In 2020, I founded a program called the Alt Protein Project, which is a program training students to seed alternative protein courses and research projects at universities around the globe. We currently have 36 chapters across five continents, and we’re working on expanding our community to other top research universities. 

If you told your seventh-grade self what you’d be doing now, what do you think she’d say?
I like to think that she would be surprised and incredibly proud. My uncle was a grasshopper photographer, so as a child, I would spend a lot of time outdoors marveling at bugs and other critters with him. Even then, I felt a deep connection to nature and animals, and it’s very apt to see how those two loves made their way into my professional life. 

What do you hope for in the year ahead, professionally and personally?
I hope universities, corporations, and governments see the importance of alternative proteins in helping help us build the world we know is possible. And personally, I hope to continue climbing mountains, gardening, and investing in my community. 

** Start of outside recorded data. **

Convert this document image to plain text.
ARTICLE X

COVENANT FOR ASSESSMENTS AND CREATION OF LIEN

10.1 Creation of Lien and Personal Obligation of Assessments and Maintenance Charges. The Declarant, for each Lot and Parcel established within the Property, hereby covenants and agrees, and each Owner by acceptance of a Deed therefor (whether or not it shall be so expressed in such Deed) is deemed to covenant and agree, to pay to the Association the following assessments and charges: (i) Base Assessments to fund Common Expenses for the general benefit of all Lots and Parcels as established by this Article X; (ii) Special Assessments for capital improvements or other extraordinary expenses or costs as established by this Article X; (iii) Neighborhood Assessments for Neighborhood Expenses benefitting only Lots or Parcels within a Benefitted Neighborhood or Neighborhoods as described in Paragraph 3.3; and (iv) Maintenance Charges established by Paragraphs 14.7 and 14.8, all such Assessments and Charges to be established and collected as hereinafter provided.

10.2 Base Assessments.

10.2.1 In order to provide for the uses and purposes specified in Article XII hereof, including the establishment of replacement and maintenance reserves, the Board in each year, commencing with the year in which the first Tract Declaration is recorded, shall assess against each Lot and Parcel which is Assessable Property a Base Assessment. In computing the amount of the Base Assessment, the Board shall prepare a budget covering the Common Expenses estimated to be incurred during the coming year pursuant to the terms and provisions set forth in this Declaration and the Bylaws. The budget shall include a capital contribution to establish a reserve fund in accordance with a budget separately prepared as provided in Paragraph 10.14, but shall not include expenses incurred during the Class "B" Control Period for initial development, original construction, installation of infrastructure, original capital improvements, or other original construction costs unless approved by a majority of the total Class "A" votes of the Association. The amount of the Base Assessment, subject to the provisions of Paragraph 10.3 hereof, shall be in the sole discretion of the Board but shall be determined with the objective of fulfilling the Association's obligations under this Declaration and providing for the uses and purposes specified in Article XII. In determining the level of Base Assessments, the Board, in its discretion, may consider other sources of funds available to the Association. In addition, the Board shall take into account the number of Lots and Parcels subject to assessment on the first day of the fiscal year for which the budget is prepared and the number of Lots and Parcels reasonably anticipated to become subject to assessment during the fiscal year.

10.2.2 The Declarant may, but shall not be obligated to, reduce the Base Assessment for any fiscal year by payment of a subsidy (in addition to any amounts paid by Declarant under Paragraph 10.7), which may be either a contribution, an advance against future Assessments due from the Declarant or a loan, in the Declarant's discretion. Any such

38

You’re active on your Class Committee and have served as a schools and scholarship interviewer. Why do you stay engaged?
Harvard gave me some of my best friends who will probably be my life partners through the end of time. They are always the source of soul-nourishing, world-expanding conversations. 

I think one of the things that Harvard gave me and that I continue to feel today is this sense of expansiveness. We know there are better futures out there and that we can be agents in building them. I love getting to stay connected to the Harvard community because it brings me closer to that sense of possibility.